We differ with this assessment and believe the paper is worthy of publication precisely because it is a negative result throwing light on a key research question.

The original finding from Zhang and colleagues that plant miRNAs are capable of cross-kingdom gene regulation was an extraordinary claim. It went against a large body of research in which the systemic administration of double-stranded RNAs was shown incapable of triggering the RNA interference pathway in humans (and mice). It also raised concerns that plant miRNAs could pose health risks to humans. Indeed, last March, an article published in Environment International (55, 43–55, 2013) went so far as to claim that gene modification of plants using gene silencing mechanisms raises concerns for human health and that these concerns are not adequately considered in food safety assessments. This prompted the regulator Food Standards Australia New Zealand to undertake an assessment of the scientific literature on the issue and to publish a position statement on the regulation of genetically modified crops developed using gene silencing.
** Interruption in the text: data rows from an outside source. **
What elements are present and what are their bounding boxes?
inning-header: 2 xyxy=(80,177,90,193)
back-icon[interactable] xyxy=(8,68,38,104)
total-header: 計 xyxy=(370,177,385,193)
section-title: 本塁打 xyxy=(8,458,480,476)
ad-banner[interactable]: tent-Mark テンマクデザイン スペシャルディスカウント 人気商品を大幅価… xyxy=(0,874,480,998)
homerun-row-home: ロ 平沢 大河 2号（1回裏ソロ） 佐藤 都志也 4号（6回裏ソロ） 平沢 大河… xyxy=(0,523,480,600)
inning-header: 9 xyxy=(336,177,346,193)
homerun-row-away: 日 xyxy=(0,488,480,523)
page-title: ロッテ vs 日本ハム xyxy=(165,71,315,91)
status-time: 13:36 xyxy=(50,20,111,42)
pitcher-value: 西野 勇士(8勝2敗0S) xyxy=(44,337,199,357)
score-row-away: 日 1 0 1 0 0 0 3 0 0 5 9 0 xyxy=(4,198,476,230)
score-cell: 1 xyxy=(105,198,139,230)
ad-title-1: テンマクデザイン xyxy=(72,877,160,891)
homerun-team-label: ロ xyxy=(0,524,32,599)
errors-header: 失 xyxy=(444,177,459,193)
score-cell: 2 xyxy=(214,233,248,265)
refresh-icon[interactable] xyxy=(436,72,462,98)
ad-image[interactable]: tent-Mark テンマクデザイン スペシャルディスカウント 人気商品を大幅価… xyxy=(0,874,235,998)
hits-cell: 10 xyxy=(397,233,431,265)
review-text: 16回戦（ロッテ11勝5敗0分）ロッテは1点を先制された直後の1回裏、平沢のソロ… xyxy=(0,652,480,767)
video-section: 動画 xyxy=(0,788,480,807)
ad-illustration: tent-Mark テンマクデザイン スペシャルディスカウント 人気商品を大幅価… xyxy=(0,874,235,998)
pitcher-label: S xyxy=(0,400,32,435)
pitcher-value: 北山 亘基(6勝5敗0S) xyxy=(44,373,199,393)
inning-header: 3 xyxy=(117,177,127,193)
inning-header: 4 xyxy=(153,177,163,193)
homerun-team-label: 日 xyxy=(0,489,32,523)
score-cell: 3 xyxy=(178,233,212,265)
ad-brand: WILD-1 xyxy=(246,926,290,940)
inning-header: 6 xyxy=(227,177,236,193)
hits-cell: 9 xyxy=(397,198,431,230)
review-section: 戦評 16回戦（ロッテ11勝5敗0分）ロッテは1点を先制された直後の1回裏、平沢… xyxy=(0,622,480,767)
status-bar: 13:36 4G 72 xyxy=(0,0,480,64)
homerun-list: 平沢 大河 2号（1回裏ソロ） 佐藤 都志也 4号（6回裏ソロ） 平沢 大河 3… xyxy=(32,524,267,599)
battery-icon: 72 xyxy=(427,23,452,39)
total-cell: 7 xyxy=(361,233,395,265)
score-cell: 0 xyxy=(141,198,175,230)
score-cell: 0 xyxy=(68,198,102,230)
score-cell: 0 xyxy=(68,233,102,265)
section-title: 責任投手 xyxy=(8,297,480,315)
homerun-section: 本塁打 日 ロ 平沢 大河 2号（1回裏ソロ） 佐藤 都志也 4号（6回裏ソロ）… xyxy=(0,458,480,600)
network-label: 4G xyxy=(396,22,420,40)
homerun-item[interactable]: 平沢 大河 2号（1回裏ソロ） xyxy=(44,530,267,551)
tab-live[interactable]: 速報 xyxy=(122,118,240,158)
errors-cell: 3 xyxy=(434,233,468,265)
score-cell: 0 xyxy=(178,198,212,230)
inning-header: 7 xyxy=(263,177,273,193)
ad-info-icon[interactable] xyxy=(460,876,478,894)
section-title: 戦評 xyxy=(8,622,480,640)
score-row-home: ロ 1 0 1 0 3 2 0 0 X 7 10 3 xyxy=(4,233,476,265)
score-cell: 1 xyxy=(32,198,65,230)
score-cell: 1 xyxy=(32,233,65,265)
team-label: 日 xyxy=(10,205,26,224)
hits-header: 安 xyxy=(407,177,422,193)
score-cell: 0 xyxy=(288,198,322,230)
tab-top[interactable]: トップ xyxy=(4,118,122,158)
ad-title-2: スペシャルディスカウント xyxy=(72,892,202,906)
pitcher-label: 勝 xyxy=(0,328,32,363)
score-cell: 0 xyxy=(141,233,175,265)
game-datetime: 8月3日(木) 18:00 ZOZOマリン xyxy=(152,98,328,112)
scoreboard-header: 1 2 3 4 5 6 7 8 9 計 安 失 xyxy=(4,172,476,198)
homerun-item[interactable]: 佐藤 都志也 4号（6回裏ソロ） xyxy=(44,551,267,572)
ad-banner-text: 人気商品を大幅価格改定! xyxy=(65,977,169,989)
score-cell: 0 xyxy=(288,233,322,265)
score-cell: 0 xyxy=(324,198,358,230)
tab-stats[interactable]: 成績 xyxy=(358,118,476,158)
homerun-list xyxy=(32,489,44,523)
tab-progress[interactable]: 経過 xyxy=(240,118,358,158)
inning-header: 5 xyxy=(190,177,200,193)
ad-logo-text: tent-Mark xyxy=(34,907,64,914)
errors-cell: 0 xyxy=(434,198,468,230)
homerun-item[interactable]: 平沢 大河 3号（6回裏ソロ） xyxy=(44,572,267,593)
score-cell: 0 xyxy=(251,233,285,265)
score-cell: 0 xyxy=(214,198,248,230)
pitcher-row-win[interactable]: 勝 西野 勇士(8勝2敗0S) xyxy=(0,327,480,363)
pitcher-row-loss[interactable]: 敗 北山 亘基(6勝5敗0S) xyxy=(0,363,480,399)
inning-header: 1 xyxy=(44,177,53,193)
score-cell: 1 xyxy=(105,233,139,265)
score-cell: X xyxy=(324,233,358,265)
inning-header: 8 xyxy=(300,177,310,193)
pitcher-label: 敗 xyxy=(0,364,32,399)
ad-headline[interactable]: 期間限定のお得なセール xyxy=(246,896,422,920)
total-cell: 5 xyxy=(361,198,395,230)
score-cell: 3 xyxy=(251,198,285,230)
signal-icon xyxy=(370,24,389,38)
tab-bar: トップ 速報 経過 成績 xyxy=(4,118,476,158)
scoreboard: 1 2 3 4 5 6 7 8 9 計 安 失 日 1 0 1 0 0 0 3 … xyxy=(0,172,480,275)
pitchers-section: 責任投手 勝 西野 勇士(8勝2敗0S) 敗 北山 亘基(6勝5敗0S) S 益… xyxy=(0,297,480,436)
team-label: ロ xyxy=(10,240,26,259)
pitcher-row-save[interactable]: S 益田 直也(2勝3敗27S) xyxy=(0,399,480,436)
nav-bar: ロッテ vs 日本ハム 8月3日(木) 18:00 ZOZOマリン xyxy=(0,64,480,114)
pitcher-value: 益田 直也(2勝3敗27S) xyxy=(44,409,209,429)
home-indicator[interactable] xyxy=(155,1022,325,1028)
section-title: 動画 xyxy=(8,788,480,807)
When an initial report prompts this level of concern and involves a considerable investment of time, effort and resources from both researchers and regulators in evaluating its findings and understanding its implications, then a carefully controlled and executed replication study clearly warrants publication. It is unfortunate it was not published in Cell Research where it could have been bi-directionally linked to the original paper.

Providing space for publishing a replication study is one way in which Nature Biotechnology and other top-tier journals can facilitate the process of self-correction of the scientific literature. Journals could also actively solicit papers that seek to replicate research studies where corroboration by independent laboratories would be of particular interest (e.g., to corroborate a controversial finding).

The Reproducibility Initiative (Nat. Biotechnol. 30, 806, 2012) represents another way of replicating research. A collaboration between the Science Exchange and PLOS ONE, the initiative offers to broker independent validation of a researcher's work in return for a fee, with subsequent publication in the journal. In October, the Laura and John Arnold Foundation provided $1.3 million to the initiative to authenticate 50 high-profile cancer papers from the past two years (only $20,000 per study).

But the faction with the greatest motivation to replicate academic findings must surely be industry. Companies have the deepest financial resources, and they have the most to gain. And it was groups at Amgen and Bayer that raised the recent chorus of concern about irreproducibility of the literature in the first place. Then again, corporations have few incentives to jump through all the hoops of peer review when they fail to reproduce results; in this respect, miRagen deserves praise for seeking to publish its negative findings.

Apart from the above post-publication correction mechanisms, efforts are also underway to improve reproducibility before findings become papers. For example, one idea being floated by certain funders is to set aside a portion of a research grant specifically for independent verification of the main study's results before publication; in this scheme, submission to a journal would proceed only after the results were corroborated.

This summer, the journal Cortex started offering yet another means of improving reproducibility and reducing bias. The mechanism, termed a “Registered Report,” involves peer review of an investigator's experimental design before data are collected. If the scientific question and methods are deemed sound, then authors are offered “in principle acceptance” of their article, irrespective of the study's outcome.

Replication is a difficult and thankless task. Until now, journals, funders and academics have shown little interest in it. Nature Biotechnology will remain open to publishing replication studies and rigorous efforts that fail to reproduce findings from other publications of high interest to our readers. It is our view, however, that the best practice is to publish such replication failures in the journal where the original findings were published. That way, the power of the scientific process to consolidate and modify our understanding of initial findings in a report is clearly visible to all.